Diary of a Financier

Bookshelf Update: Lessons from the Greatest Trader You’ve Never Heard Of

In Bookshelf on Sat 7 May 2011 at 03:32
  • Unsung legend Peter Brandt compiled his top lessons from over 30 years in the Markets.

I just had to post these wonderful lessons from a market veteran. Head over to my Bookshelf for the complete document. Hattip to Josh Brown, who rolled out the red carpet to welcome the Greatest Trader You’ve Never Heard Of, Peter Brandt, to the blogosphere:

Peter Brandt may be the greatest trader you’ve never heard of. We consider him a legend thanks to his stunning performance–a thirty-year track record (audited) of 41.6% compound returns.

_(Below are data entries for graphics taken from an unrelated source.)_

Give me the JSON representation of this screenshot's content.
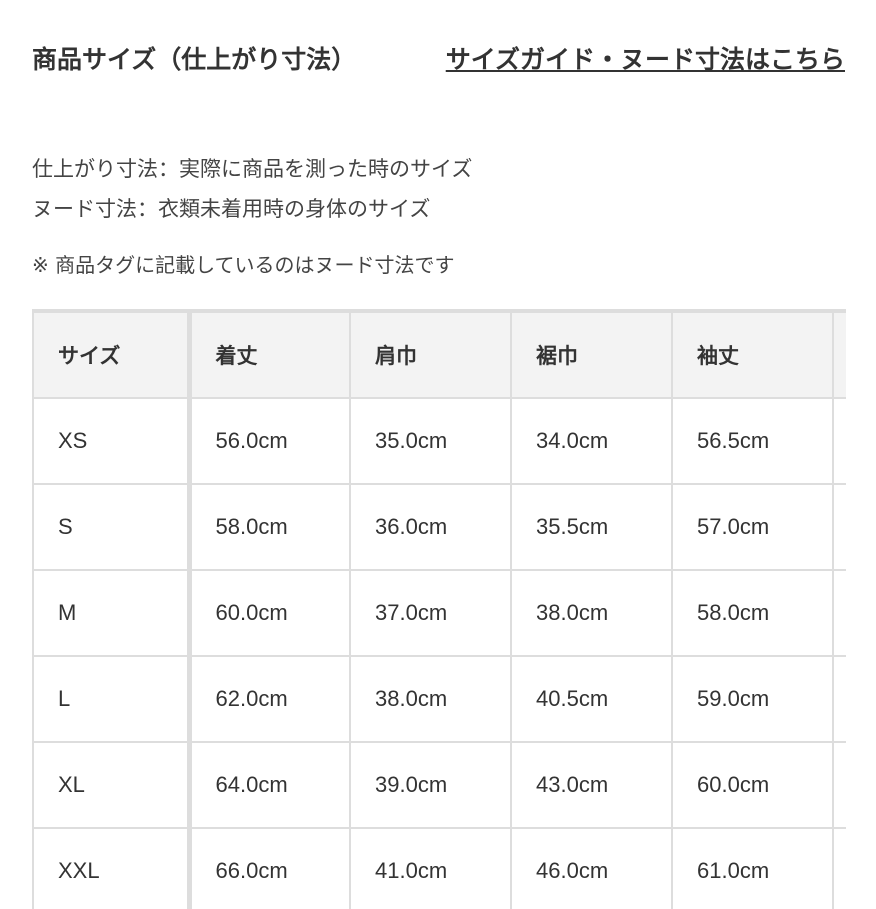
{
  "title": "商品サイズ（仕上がり寸法）",
  "guide_link": "サイズガイド・ヌード寸法はこちら",
  "notes": [
    "仕上がり寸法：実際に商品を測った時のサイズ",
    "ヌード寸法：衣類未着用時の身体のサイズ",
    "※ 商品タグに記載しているのはヌード寸法です"
  ],
  "table": {
    "headers": [
      "サイズ",
      "着丈",
      "肩巾",
      "裾巾",
      "袖丈",
      ""
    ],
    "rows": [
      [
        "XS",
        "56.0cm",
        "35.0cm",
        "34.0cm",
        "56.5cm",
        ""
      ],
      [
        "S",
        "58.0cm",
        "36.0cm",
        "35.5cm",
        "57.0cm",
        ""
      ],
      [
        "M",
        "60.0cm",
        "37.0cm",
        "38.0cm",
        "58.0cm",
        ""
      ],
      [
        "L",
        "62.0cm",
        "38.0cm",
        "40.5cm",
        "59.0cm",
        ""
      ],
      [
        "XL",
        "64.0cm",
        "39.0cm",
        "43.0cm",
        "60.0cm",
        ""
      ],
      [
        "XXL",
        "66.0cm",
        "41.0cm",
        "46.0cm",
        "61.0cm",
        ""
      ]
    ]
  }
}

Just as impressive is the manner in which those returns were achieved. Over a multi-decade span, Peter’s best year topped 600 percent… and yet his worst losing year (of which there were only four) was a single-digit decline of less than 6 percent!

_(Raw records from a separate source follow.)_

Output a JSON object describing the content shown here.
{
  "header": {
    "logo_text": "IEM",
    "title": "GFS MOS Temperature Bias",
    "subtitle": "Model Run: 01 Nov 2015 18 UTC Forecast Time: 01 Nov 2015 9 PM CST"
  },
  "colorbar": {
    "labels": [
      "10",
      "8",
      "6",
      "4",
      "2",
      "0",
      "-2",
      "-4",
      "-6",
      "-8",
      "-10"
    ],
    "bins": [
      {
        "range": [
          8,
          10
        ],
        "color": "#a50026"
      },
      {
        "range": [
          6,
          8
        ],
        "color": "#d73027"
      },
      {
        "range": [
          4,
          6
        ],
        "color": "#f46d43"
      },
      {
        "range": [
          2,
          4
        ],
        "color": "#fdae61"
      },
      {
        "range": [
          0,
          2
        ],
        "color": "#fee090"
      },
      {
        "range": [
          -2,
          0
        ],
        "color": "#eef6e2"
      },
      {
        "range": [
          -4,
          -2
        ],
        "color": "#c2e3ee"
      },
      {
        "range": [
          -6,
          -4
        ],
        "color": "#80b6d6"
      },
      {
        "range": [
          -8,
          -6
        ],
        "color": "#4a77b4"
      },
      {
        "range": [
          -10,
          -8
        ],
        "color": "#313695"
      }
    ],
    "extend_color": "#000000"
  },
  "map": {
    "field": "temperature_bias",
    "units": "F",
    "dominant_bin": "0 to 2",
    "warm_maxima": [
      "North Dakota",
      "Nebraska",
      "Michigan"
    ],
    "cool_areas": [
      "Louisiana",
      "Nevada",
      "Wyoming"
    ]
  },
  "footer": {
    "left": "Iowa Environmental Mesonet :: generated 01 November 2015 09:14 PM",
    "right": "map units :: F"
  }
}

Mr. Brandt’s latest endeavor is Factor Trading Co., originally a proprietary shop that now also manages institutional money. He’s blogging regularly throughout the trading day too. From within Factor Trading Co’s Trading Plan, I found this gem. These are the notches on Mr. Brandt’s bedpost:

Trading Lessons Learned by Factor During the Years

  1. Except for a few tremendously gifted traders (not including me), day trading is a loser’s game.
  2. Trades decided upon at a moment in time during active market hours will contribute negatively to my net bottom line.
  3. Combating my emotions (fear, greed, hope) is my primary challenge in trading.
  4. It is better to miss a trade all together than to be obsessed about being in a certain market.
  5. I do not need to recover the losses from one market in the same market. A given market owes me nothing.
  6. I need to maintain little or no tolerance with breakouts that are not decisive or that put a trade into the red; Agonizing patience with trades that remain in the black gives [sic] a trade plenty of leeway to reach its target.
  7. My focus needs to remain the search for the 20 or so best examples of classical charting principles each year, with the goal of successfully trading the majority of these market situations.
  8. The trading plan will be profitable in about 35% of trading events over an extended period of time. However, over shorter periods of time the plan may be profitable in as few as 15% of trading events.
  9. Expect the bottom line over an extended time frame to be represented by only 10% of all trades. The other 90% of trades will be washes.
  10. There will be losing trades, losing weeks, losing months, and very unfortunately, even losing years.
  11. Every year will experience a drawdown of 10% of assets. Many years will encounter a drawdown of 15% of assets.
  12. Most chart patterns, especially those of shorter duration (less than 8 to 10 weeks), completely fail or morph into part of a larger chart construction.
  13. Being profitable over an extended period of time is far more important than being right on the next trade or series of trading events – consistently following a sound trading plan is not measured by the results of any given trade or series of trades.
  14. An emphasis on sound (in fact, ruthless) risk management protocols with the faith that preserving trading assets is a prerequisite to be positioned for long-term profitability. A trader’s pile of chips needs to be protected as a first priority.
  15. Severe drawdowns are very difficult to overcome. A trader should never be more than one to three fully leveraged good trades away from new capital highs.
  16. I need to retain an intentional alertness for a few trading events per year (two or three) that are characterized by multiple technical confirmations (the stars becoming aligned) and a low risk entry point where extraordinary leverage can be employed with only marginally greater risk.
  17. A difficult but [sic] necessary component for success is an extreme amount of patience, waiting and waiting for a pattern to become fully mature – and then the discipline to pull the trigger with an appropriate amount of leverage.
  18. A sum of profits or certain rate-of-return is not a legitimate goal in trading. Rather, the goal must be to properly execute clearly understood strategic and tactic maneuvers. Control the controllable, let go of the uncontrollable!
  19. Failure to achieve the above will happen. A trader needs to have the ability for immediate self-forgiveness when getting off the script, realizing that a focus on past/recent mistakes can lead to a vicious cycle.